Another important antigenic component of T. brucei is the variant surface glycoprotein MITAT 1.2 (VSG 221), which is a major component of the parasite’s surface coat. VSG 221 is highly variable and undergoes frequent antigenic variation, which allows the parasite to evade the host’s immune system.

Antigen GM6 is another important immunodominant antigen of T. brucei, which has been shown to be highly specific and sensitive in diagnosing African trypanosomiasis. The p21 antigen protein is another important antigenic component that is expressed in the bloodstream stage of the parasite’s life cycle.

DAL972 is a T. brucei strain that is commonly used for experimental studies of the parasite’s biology and pathogenesis. Two important antigenic components of this strain are the proliferating cell nuclear antigen and the calpain-like cysteine peptidase.

Finally, the rhodesiense Variant surface glycoprotein 7 is another important antigenic component of T. brucei, which is specific to the Rhodesian strain of the parasite. Like other variant surface glycoproteins, VSG 7 undergoes frequent antigenic variation to evade the host’s immune system.

Understanding the antigenic properties of T. brucei is crucial for the development of effective diagnostic and therapeutic strategies for African trypanosomiasis. The above-mentioned antigens are some of the key components that play important roles in the biology and pathogenesis of this deadly parasitic disease.

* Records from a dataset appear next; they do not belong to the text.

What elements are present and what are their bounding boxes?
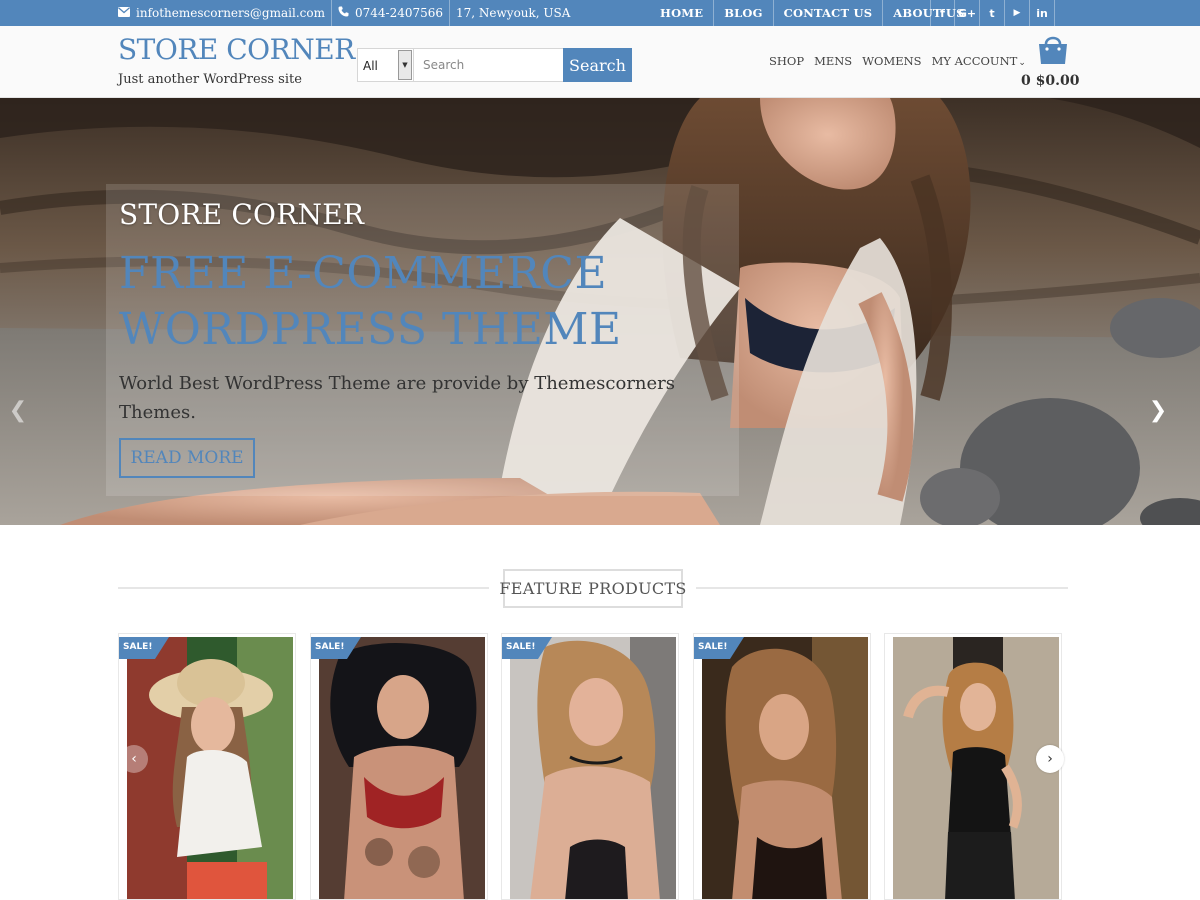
site-header: STORE CORNER Just another WordPress site… <box>0 26 1200 98</box>
sale-badge-label: SALE! <box>698 642 728 652</box>
youtube-icon[interactable]: ▶ <box>1005 0 1030 26</box>
product-image <box>702 637 868 899</box>
product-image <box>319 637 485 899</box>
facebook-icon[interactable]: f <box>930 0 955 26</box>
address-text: 17, Newyouk, USA <box>456 6 571 20</box>
product-card[interactable] <box>884 633 1062 900</box>
search-category-select[interactable]: All ▼ <box>357 48 414 82</box>
chevron-left-icon[interactable]: ❮ <box>8 398 28 423</box>
nav-my-account[interactable]: MY ACCOUNT⌄ <box>927 54 1031 68</box>
product-card[interactable]: SALE! <box>501 633 679 900</box>
chevron-right-icon[interactable]: › <box>1036 745 1064 773</box>
nav-my-account-label: MY ACCOUNT <box>931 54 1018 68</box>
read-more-button[interactable]: READ MORE <box>119 438 255 478</box>
top-navigation: HOME BLOG CONTACT US ABOUT US <box>650 0 975 26</box>
topnav-home[interactable]: HOME <box>650 0 715 26</box>
google-plus-icon[interactable]: G+ <box>955 0 980 26</box>
search-category-value: All <box>363 59 378 73</box>
address-contact: 17, Newyouk, USA <box>450 0 576 26</box>
hero-text: World Best WordPress Theme are provide b… <box>119 373 676 423</box>
nav-womens[interactable]: WOMENS <box>857 54 926 68</box>
shopping-bag-icon[interactable] <box>1036 32 1070 66</box>
nav-mens[interactable]: MENS <box>809 54 857 68</box>
topnav-blog[interactable]: BLOG <box>714 0 774 26</box>
top-bar: infothemescorners@gmail.com 0744-2407566… <box>0 0 1200 26</box>
product-image <box>510 637 676 899</box>
product-card[interactable]: SALE! <box>310 633 488 900</box>
linkedin-icon[interactable]: in <box>1030 0 1055 26</box>
nav-shop[interactable]: SHOP <box>764 54 809 68</box>
sale-badge-label: SALE! <box>506 642 536 652</box>
search-input[interactable] <box>414 48 564 82</box>
sale-badge: SALE! <box>694 637 744 659</box>
cart-total[interactable]: 0 $0.00 <box>1021 73 1079 89</box>
chevron-left-icon[interactable]: ‹ <box>120 745 148 773</box>
sale-badge: SALE! <box>502 637 552 659</box>
social-links: f G+ t ▶ in <box>930 0 1055 26</box>
feature-products-heading: FEATURE PRODUCTS <box>499 569 686 608</box>
hero-kicker: STORE CORNER <box>119 198 365 231</box>
contact-info: infothemescorners@gmail.com 0744-2407566… <box>118 0 576 26</box>
sale-badge: SALE! <box>311 637 361 659</box>
phone-text: 0744-2407566 <box>354 6 444 20</box>
phone-icon <box>338 6 349 20</box>
product-image <box>127 637 293 899</box>
email-contact[interactable]: infothemescorners@gmail.com <box>118 0 332 26</box>
chevron-down-icon: ⌄ <box>1018 58 1026 68</box>
site-tagline: Just another WordPress site <box>118 72 302 87</box>
topnav-contact-us[interactable]: CONTACT US <box>774 0 884 26</box>
section-divider-right <box>696 587 1068 589</box>
chevron-down-icon[interactable]: ▼ <box>398 50 412 80</box>
chevron-right-icon[interactable]: ❯ <box>1148 398 1168 423</box>
twitter-icon[interactable]: t <box>980 0 1005 26</box>
sale-badge-label: SALE! <box>315 642 345 652</box>
email-text: infothemescorners@gmail.com <box>136 6 325 20</box>
product-card[interactable]: SALE! <box>693 633 871 900</box>
hero-title: FREE E-COMMERCE WORDPRESS THEME <box>119 248 622 355</box>
search-button[interactable]: Search <box>563 48 632 82</box>
phone-contact[interactable]: 0744-2407566 <box>332 0 451 26</box>
envelope-icon <box>118 6 130 20</box>
product-image <box>893 637 1059 899</box>
section-divider-left <box>118 587 489 589</box>
sale-badge: SALE! <box>119 637 169 659</box>
site-title[interactable]: STORE CORNER <box>118 33 355 66</box>
sale-badge-label: SALE! <box>123 642 153 652</box>
main-navigation: SHOP MENS WOMENS MY ACCOUNT⌄ <box>764 54 1031 68</box>
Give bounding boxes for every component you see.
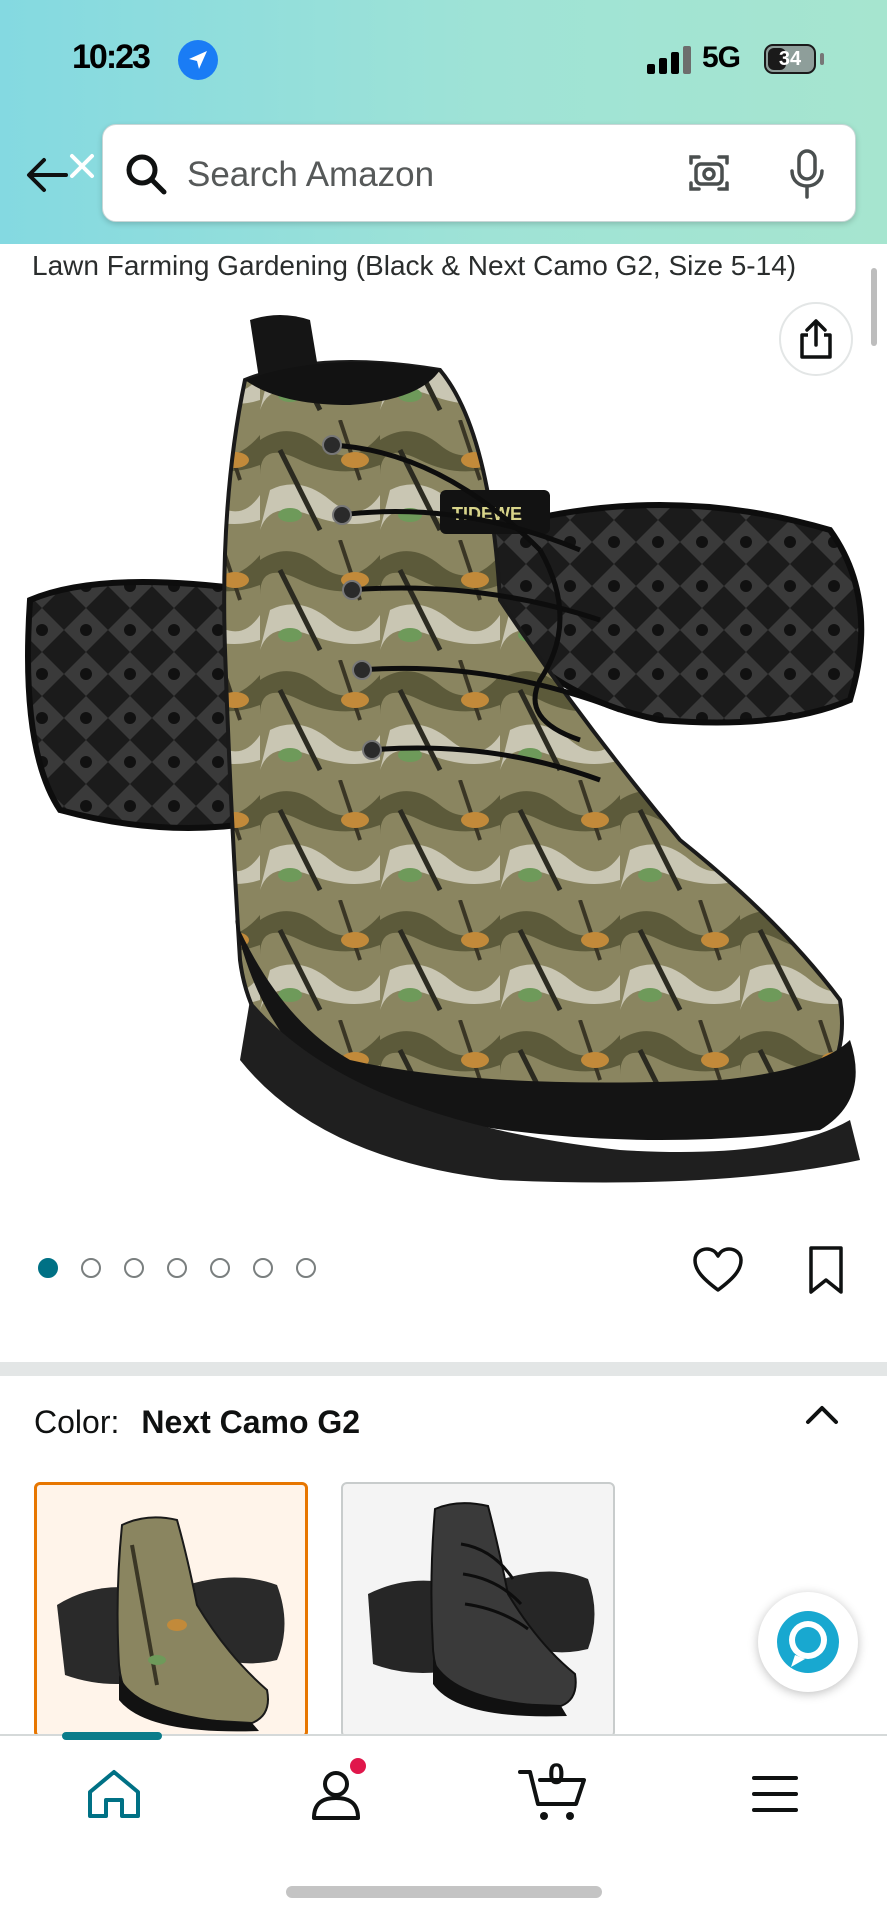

Trypanosoma brucei cDNA and recombinant antigens can be used to develop vaccines that can provide immunity to the disease caused by the parasite. The cDNA can also be used to produce recombinant proteins for diagnostic tests to detect infection. Recombinant antigens can also be used to develop diagnostic tests to detect the presence of the parasite in infected individuals. Additionally, the cDNA can be used to generate transgenic animals that can be used to study the pathogenesis and treatment of the disease.

The use of recombinant proteins/cDNA in academic research and therapeutic applications has skyrocketed. However, in heterologous expression systems, successful recombinant protein expression is dependent on a variety of factors, including codon preference, RNA secondary structure, and GC content. When compared to pre-optimization, more and more experimental results demonstrated that the expression level was dramatically increased, ranging from two to hundred times depending on the gene. Bioclone has created a proprietary technology platform that has resulted in the creation of over 6,000 artificially synthesized codon-optimized cDNA clones (cloned in E. coli expression Vector), which are ready for production of the recombinant proteins.